業界的には「SONYらしさ」が足りないとか言われているけれど、それでは、そのSONYらしさとはEVFなのか、それともライブビューなのか。はたまたこれまで考えもつかないようなデザインを採用していればいいのか、これが私にはよくわからないのだ。α100は、目新しさもないけれど、安心に確実に使えるということで評価したいし、手ブレ補正を従来のα同様、きちんと搭載したことがうれしい。
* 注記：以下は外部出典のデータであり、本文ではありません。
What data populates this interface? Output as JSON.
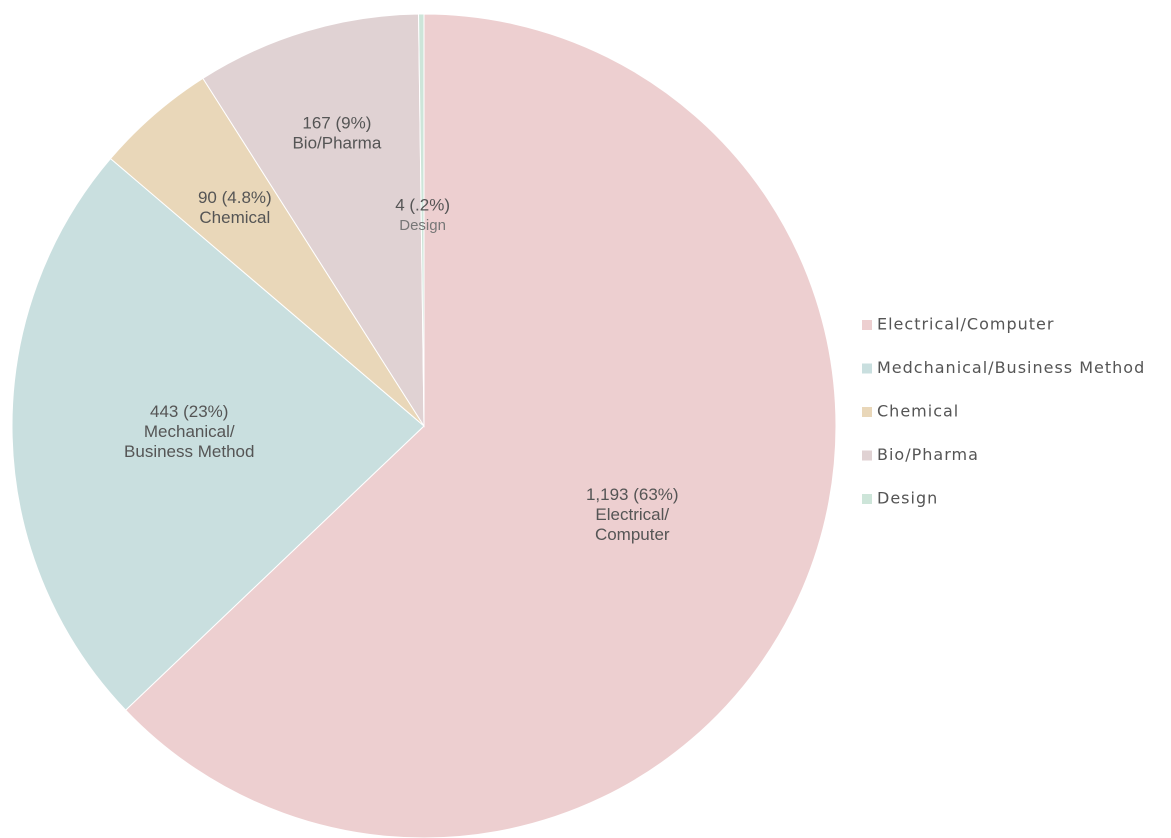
{
  "chart_data": {
    "type": "pie",
    "series": [
      {
        "categories": [
          "Electrical/Computer",
          "Medchanical/Business Method",
          "Chemical",
          "Bio/Pharma",
          "Design"
        ],
        "values": [
          1193,
          443,
          90,
          167,
          4
        ],
        "value_labels": [
          "1,193 (63%)",
          "443 (23%)",
          "90 (4.8%)",
          "167 (9%)",
          "4 (.2%)"
        ],
        "slice_labels": [
          [
            "Electrical/",
            "Computer"
          ],
          [
            "Mechanical/",
            "Business Method"
          ],
          [
            "Chemical"
          ],
          [
            "Bio/Pharma"
          ],
          [
            "Design"
          ]
        ],
        "colors": [
          "#edcfd0",
          "#c9dfdf",
          "#e9d7b9",
          "#e0d2d3",
          "#cde5d9"
        ]
      }
    ],
    "legend": "right"
  }
}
ミノルタ時代からのAマウントを採用したということは、それまでの資産(レンズ)利用できるということもあるけれど、逆にいえば、今後もある程度の時期までは、保守化傾向は貫かれるだろう。コンサバだと批判が出るのかもしれないけれど、デジタルの性能よりもカメラとしての装置の魅力に期待しているのである。完全に電子化されていないAマウントは、技術発展の足枷になるかもしれない。カメラの機能とデジタル技術とのバランスをどうとるのか。SONY技術陣の奮闘が見ものである。
画質に関しては、まったく文句はないのだが、DレンジオプティマイザーがRAW設定で使用できないのはどうしてだろう。画像処理で何とかしろということもあるのだろうけど、そんなにヒマな人は多くないと思うぞ。次機種は、かつてのα-9のようなフラッグシップデジタル一眼レフの登場に期待したいものだ。でも、もう少し軽く、小さくしてね。
ヌケのよい絵という印象。階調の繋がりのよさもいい。
大きさと重量はまさに理想的。もう少しグリップ感をしっかりさせると安定性が出るのでは。
ガンガン使うという感じにさせないところがマイナス。レスポンスももう少し機敏性があれば。
旧ミノルタ、コニカミノルタユーザーの救世主的役割もある。旧来のユーザーにも安心して使える。
どうしても次機種が気になるので、少し辛口。